Quando não há palavras

  • By Gmax MKT 1
  • 22 Nov, 2016
16 Novembro

O homem prudente oculta o conhecimento, mas o coração dos insensatos proclama a estultícia. Provérbios 12.23

Leia Jó 2.11-13 

Não posso imaginar como você deve estar se sentindo. A dor que minha amiga sentiu quando seu marido morreu era palpável, mas percebi que não havia nada que eu pudesse dizer para confortá-la. Às vezes, nosso receio de não dizer a coisa “certa” pode nos levar a dizer a coisa “errada”.

A tradição judaica sustenta que as pessoas devem permanecer em silêncio até que a pessoa enlutada fale. É uma boa prática, porque nos dá tempo para refletir sobre o que devemos dizer impedindo-nos de falar algo que não seja útil. Mesmo após esse tempo de silêncio, nossa responsabilidade de escolher nossas palavras com cuidado permanece. Os amigos de Jó podem ter permanecido em silêncio até ele falar, mas, quando se manifestaram, suas perguntas transformaram-se em acusações contra Jó e Deus. Suas palavras estavam marcadas pelo julgamento e pela culpabilização fazendo com que Jó sofresse ainda mais.
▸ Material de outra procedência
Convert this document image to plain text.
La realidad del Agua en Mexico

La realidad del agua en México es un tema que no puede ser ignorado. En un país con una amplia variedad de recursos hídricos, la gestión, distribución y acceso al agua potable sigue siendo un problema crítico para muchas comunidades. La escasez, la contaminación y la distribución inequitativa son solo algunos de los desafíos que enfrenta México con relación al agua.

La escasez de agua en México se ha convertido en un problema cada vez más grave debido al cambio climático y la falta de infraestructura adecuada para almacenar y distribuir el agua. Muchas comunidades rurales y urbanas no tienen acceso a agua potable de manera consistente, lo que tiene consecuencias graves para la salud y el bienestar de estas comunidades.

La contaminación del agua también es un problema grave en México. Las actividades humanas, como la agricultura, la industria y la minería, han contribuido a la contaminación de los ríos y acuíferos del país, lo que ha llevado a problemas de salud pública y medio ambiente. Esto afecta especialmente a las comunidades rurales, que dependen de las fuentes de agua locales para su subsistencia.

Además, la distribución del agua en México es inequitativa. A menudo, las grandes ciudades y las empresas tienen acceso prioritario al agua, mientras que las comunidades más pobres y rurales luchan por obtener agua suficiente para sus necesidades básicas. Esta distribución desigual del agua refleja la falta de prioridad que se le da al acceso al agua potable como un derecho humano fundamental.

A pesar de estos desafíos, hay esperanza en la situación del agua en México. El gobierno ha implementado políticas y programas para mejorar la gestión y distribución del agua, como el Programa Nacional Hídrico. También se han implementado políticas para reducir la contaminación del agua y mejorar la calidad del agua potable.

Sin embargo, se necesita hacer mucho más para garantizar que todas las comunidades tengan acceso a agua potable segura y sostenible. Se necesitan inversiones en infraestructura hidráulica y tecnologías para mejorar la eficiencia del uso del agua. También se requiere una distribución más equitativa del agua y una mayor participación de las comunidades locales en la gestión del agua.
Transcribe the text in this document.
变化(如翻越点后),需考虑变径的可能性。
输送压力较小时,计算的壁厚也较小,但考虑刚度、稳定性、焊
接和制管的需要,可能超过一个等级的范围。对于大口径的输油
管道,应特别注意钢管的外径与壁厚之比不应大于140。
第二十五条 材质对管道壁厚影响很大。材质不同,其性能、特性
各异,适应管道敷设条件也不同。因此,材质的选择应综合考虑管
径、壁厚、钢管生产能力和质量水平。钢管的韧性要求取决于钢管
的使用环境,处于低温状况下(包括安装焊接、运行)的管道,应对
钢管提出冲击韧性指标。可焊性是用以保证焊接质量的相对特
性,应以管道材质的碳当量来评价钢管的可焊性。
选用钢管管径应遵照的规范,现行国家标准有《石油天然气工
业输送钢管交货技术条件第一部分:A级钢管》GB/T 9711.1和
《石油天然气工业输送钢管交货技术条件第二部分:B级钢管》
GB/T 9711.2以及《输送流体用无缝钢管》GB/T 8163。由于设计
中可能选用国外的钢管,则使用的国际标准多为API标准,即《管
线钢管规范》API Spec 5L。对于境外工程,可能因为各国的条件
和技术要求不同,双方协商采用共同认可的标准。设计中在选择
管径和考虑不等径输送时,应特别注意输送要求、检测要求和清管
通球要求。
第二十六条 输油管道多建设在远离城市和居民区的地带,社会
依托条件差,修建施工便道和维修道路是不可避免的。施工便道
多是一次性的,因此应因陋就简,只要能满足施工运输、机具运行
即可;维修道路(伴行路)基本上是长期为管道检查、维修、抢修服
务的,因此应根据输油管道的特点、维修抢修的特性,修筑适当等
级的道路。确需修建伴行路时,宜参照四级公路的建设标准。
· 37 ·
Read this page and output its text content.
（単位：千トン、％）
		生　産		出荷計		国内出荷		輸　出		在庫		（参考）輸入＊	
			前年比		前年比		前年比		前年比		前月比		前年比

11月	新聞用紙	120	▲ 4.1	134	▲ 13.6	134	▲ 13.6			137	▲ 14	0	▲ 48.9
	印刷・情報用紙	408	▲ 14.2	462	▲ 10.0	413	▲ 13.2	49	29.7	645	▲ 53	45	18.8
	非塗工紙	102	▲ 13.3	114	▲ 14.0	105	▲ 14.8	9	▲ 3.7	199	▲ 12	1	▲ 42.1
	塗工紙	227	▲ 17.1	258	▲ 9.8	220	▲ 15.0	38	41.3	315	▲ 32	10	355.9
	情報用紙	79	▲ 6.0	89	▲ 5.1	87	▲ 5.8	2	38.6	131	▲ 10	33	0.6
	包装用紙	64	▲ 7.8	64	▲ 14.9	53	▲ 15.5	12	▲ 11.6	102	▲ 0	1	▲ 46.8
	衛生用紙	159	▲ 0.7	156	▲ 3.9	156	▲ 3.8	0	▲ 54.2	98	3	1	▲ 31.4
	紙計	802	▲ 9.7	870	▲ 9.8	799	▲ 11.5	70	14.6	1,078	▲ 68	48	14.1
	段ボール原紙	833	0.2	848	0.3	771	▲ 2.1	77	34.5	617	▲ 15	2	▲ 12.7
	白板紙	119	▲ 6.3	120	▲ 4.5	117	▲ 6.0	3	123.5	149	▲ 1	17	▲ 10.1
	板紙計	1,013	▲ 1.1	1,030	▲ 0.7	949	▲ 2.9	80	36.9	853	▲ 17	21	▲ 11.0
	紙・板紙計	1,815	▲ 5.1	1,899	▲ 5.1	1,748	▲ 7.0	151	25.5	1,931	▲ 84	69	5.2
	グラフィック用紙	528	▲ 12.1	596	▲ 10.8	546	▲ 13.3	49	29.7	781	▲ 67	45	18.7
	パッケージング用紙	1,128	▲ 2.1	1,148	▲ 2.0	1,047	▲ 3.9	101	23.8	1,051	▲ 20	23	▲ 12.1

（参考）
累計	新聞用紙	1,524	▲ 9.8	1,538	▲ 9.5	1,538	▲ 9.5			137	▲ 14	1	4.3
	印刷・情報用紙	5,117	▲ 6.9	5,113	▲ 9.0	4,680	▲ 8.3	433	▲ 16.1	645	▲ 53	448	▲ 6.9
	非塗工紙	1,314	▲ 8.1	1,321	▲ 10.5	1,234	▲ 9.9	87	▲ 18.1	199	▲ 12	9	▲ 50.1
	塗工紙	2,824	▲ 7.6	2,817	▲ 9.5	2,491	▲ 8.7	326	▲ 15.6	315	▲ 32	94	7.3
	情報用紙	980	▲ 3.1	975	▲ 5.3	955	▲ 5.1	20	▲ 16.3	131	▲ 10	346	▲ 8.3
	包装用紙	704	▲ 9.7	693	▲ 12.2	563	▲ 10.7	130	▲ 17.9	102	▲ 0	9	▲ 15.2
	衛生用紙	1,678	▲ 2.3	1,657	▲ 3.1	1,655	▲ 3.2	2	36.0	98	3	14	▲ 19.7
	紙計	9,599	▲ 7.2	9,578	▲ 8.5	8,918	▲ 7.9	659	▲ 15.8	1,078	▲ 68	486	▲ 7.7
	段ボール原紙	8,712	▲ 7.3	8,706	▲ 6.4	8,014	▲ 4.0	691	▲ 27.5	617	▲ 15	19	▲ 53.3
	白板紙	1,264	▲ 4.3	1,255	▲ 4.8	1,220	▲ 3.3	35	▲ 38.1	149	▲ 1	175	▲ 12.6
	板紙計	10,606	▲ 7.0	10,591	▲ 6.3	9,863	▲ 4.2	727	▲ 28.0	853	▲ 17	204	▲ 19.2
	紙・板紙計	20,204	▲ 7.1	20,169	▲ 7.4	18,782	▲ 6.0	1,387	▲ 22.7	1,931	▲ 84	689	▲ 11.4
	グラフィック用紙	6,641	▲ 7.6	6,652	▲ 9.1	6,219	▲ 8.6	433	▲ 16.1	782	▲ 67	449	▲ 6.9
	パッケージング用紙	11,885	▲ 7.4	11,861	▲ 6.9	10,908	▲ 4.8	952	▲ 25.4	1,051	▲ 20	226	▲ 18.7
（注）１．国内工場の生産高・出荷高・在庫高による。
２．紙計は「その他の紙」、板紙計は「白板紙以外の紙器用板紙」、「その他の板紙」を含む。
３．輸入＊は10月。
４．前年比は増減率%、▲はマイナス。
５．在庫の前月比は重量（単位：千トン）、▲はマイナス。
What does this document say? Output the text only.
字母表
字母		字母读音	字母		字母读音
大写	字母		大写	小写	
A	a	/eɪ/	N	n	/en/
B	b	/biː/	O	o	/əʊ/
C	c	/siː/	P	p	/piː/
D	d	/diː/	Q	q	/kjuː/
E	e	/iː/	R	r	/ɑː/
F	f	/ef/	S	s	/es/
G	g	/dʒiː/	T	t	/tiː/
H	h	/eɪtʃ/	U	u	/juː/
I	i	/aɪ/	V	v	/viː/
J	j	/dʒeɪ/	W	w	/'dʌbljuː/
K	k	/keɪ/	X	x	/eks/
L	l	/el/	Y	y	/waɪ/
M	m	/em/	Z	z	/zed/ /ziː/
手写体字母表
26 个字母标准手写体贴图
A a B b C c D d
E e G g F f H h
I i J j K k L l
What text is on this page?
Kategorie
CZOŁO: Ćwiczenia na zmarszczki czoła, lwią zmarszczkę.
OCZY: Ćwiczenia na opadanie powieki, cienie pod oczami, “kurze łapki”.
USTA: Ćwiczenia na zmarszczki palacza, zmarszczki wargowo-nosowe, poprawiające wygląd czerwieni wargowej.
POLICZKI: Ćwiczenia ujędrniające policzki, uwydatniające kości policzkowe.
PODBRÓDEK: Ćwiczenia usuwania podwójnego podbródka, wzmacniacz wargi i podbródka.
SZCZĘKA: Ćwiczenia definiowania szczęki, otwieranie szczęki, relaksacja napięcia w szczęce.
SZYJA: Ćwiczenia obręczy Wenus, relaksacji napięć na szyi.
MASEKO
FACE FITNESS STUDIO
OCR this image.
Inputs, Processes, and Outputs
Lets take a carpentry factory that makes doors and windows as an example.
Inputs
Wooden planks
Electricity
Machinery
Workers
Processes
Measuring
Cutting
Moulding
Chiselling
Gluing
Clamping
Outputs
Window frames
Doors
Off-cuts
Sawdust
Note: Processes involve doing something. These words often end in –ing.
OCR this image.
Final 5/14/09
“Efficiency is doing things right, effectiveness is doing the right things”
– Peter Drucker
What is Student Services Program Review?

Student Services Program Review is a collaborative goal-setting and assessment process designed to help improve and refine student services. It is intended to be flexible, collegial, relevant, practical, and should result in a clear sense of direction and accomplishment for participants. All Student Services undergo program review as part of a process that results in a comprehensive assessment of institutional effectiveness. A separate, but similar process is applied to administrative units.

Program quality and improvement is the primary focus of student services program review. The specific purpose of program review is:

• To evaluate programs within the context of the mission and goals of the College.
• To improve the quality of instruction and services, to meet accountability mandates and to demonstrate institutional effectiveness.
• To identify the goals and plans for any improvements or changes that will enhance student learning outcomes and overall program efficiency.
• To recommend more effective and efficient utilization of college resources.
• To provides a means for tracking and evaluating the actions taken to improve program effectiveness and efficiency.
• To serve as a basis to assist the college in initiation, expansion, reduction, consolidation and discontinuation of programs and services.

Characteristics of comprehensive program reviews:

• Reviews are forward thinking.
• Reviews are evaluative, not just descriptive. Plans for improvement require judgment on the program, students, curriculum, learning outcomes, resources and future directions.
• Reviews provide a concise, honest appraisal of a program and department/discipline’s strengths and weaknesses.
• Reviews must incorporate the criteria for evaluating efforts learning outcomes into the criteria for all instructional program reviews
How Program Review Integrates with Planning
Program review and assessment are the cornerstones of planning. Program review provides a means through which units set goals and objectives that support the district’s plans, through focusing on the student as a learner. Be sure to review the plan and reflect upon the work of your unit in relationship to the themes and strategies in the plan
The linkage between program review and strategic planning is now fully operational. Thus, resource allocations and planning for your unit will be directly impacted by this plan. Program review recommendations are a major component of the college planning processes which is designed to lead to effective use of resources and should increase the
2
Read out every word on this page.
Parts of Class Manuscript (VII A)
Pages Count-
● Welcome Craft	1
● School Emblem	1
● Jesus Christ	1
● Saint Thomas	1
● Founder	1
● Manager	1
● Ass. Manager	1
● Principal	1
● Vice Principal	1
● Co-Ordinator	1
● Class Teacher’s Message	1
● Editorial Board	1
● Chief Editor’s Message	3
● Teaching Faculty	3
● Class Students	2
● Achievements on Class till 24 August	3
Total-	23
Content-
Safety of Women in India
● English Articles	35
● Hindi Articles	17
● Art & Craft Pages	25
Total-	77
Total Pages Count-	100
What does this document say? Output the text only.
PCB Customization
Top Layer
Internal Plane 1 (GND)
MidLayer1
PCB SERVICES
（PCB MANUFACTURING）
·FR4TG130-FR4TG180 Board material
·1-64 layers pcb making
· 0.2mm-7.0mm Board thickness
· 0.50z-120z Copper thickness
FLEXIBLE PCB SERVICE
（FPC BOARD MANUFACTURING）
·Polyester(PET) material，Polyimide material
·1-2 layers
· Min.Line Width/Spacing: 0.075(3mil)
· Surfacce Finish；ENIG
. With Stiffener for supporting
Como os amigos de Jó, muitas vezes, senti a necessidade de dar minha opinião ou questionar as circunstâncias, na tentativa de explicar Deus. Tal atitude pouco revelou a mim e aos outros quem Deus é. Quando ouvimos a orientação de Deus, podemos discernir quando e como confortar os que estão sofrendo.

Oração "Ensina-nos, Senhor, a nos sentarmos em silêncio com aqueles que estão sofrendo. Enche-nos de paz para que possamos confortá-los em seu momento de tristeza. Em nome de Jesus. Amém".

Pensamento para o dia "Às vezes, o maior consolo de Deus vem por meio de nossa presença silenciosa".

Oremos Pelas pessoas que estão consolando os enlutados.